Mark Hansen, a UCLA statistician with joint appointments in Electrical Engineering and Design/Media Art, gave a talk that examined the interface between statistics, computing and society entitled "Data analysis in an 'expanded field' ". Dr. Hansen is perhaps best known locally for his work co-creating a current art installation, "Movable Type" in the New York Times Building here in manhattan. However, his research reaches far beyond this realm drawing on fields as diverse as information theory, numerical analysis, computer science, and ecology. For instance, Hansen served as Co-PI for the Center for Embedded Networked Sensing or CENS, an NSF Science and Technology Center) that describes itself as "a major research enterprise focused on developing wireless sensing systems and applying this revolutionary technology to critical scientific and societal pursuits.
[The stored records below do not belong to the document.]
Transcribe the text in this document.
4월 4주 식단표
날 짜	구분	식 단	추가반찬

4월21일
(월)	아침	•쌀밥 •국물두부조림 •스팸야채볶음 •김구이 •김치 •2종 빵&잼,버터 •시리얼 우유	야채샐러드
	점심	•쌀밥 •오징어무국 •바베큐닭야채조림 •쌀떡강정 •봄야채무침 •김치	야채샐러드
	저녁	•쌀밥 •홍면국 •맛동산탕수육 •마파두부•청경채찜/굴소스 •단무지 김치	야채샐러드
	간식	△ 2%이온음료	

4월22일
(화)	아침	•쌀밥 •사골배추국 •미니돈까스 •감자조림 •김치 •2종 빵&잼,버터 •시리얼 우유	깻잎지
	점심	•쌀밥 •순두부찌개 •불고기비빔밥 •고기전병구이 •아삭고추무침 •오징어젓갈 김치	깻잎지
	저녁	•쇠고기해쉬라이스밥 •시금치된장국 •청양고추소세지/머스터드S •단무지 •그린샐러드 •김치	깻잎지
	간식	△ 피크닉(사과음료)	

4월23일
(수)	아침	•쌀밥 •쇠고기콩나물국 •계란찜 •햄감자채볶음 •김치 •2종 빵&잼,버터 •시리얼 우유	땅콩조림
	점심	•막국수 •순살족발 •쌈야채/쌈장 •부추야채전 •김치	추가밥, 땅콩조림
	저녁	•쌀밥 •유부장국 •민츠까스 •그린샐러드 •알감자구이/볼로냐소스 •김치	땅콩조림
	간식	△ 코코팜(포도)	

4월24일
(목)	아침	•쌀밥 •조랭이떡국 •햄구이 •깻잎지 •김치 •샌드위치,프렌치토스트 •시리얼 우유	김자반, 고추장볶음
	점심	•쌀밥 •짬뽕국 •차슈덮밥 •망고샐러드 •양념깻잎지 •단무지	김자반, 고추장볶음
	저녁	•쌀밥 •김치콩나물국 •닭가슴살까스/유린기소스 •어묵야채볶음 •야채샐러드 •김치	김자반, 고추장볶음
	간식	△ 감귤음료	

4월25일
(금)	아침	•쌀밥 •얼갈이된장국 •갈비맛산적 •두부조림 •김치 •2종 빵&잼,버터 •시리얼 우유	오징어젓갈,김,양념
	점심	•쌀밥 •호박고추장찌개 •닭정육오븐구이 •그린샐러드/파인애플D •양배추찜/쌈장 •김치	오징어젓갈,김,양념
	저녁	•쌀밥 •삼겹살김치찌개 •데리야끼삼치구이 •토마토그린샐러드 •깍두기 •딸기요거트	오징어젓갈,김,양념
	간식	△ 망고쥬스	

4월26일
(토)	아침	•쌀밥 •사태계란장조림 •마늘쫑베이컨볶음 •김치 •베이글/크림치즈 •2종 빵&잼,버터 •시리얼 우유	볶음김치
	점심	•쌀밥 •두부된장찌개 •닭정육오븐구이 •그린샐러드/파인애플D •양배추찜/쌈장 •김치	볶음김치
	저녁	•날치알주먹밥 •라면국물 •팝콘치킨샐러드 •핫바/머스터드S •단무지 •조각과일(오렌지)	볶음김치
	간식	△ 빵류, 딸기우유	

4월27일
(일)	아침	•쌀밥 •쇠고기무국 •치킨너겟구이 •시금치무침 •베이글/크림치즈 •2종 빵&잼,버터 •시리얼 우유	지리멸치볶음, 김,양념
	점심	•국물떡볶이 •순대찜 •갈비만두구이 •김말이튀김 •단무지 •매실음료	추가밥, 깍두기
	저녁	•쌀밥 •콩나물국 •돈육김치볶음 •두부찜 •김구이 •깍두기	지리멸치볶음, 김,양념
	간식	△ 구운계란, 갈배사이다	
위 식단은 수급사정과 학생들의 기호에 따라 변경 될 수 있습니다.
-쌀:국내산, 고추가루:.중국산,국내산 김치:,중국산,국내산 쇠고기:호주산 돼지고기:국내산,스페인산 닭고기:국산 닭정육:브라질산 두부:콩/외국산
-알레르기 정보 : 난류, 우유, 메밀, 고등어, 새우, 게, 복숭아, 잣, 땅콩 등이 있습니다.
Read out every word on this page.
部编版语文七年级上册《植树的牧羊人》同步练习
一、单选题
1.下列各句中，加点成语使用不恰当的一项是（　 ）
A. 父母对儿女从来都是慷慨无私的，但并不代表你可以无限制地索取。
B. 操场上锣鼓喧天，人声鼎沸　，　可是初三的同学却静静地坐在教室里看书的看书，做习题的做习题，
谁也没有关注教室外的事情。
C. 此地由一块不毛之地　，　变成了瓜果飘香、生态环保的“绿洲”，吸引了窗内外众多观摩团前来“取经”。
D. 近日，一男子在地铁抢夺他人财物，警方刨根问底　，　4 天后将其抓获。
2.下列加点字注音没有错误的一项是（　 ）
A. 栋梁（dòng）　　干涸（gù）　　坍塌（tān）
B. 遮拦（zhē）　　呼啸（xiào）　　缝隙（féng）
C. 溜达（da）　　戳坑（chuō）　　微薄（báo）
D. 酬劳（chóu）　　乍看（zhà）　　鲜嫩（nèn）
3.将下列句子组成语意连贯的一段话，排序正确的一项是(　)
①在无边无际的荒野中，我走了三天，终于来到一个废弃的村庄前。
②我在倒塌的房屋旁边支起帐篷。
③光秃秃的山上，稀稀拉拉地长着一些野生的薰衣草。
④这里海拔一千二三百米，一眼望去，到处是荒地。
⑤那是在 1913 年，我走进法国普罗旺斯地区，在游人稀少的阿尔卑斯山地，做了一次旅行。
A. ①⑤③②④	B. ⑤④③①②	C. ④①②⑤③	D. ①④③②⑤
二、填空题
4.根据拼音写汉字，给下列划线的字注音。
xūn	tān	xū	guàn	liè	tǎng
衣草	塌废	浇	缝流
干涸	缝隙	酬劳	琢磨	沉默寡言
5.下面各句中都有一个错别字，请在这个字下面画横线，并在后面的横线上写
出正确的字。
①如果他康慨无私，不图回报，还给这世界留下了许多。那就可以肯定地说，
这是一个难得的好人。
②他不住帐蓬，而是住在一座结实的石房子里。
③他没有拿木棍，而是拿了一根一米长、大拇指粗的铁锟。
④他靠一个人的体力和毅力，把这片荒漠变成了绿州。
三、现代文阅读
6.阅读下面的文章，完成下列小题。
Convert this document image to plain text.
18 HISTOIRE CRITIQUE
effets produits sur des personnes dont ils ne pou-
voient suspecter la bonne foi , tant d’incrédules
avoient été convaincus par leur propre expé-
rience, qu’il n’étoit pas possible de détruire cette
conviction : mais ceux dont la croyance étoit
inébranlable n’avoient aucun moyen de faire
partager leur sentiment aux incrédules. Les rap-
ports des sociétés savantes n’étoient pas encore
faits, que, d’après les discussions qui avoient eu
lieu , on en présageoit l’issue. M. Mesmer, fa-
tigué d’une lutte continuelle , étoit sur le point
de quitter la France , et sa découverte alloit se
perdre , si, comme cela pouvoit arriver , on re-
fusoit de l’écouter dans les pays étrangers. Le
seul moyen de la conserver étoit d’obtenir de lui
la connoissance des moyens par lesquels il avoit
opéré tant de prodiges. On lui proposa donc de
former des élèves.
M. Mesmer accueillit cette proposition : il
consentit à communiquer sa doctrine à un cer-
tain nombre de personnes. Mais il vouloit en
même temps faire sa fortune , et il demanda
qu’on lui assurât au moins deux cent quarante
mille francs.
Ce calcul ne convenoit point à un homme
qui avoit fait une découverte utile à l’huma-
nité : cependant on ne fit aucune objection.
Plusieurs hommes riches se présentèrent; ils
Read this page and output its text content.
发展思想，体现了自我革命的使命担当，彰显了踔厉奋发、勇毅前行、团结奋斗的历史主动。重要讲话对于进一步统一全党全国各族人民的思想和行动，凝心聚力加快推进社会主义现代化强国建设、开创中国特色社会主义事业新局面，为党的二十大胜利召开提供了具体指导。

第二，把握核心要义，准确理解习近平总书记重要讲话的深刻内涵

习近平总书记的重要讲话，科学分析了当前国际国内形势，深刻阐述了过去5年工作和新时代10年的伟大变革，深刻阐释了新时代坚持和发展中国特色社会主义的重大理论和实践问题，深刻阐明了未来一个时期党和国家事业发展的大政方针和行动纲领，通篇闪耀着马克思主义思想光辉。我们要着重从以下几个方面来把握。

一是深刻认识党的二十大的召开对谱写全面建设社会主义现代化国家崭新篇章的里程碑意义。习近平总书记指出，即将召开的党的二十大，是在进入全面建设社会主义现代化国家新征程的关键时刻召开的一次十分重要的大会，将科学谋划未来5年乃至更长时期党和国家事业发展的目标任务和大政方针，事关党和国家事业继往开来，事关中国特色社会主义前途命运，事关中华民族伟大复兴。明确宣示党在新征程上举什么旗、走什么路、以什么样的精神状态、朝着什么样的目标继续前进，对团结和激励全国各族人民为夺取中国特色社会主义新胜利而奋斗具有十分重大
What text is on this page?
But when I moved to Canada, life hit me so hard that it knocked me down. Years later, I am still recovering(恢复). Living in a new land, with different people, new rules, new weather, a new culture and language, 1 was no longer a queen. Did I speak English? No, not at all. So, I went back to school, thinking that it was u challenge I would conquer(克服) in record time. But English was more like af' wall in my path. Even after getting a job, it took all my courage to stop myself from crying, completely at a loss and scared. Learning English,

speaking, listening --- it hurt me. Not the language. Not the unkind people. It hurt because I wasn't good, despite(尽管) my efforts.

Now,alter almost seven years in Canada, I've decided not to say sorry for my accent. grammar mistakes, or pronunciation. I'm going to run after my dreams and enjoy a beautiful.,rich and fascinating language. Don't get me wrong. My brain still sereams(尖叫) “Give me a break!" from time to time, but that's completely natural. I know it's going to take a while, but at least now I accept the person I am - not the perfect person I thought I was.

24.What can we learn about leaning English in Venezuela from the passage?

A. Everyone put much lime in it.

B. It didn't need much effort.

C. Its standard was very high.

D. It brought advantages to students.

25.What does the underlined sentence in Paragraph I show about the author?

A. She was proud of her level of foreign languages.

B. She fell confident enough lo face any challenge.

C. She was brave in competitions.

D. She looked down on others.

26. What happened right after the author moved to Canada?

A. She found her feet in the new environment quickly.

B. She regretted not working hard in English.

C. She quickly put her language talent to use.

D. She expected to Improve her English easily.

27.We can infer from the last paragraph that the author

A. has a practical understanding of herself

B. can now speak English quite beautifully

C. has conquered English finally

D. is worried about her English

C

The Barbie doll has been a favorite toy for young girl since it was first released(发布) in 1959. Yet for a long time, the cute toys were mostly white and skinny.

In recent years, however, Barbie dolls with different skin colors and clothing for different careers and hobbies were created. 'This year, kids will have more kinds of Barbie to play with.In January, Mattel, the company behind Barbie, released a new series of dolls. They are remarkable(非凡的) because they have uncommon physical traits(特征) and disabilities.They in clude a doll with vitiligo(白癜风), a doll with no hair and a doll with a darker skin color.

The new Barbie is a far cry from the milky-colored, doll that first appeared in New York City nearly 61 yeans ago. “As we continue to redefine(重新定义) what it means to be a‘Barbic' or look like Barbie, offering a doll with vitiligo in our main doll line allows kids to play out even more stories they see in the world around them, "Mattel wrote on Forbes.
In the same way that the development of the Internet transformed our ability to communicate, the ever decreasing size and cost of computing components is setting the stage for detection, processing, and communication technology to be embedded throughout the physical world and, thereby, fostering both a deeper understanding of the natural and built environment and, ultimately, enhancing our ability to design and control these complex systems."


Red State, Blue State, Rich State, Poor State: Why Americans Vote the Way They Do

Andrew Gelman, Professor in the Departments of Statistics and Political Science at Columbia University

October 14, 2008


Andrew Gelman is a Professor in the Departments of Statistics and Political Science at Columbia University.  His new book, "Red State, Blue State, Rich State, Poor State: Why Americans Vote the Way They Do," is receiving tremendous critical praise. Gelman has recently been featured on several radio programs including WNYC's Leonard Lopate Show. Professor Gelman recently appeared on the Leonard Lopate show; his talk will draw from his book on the same topic.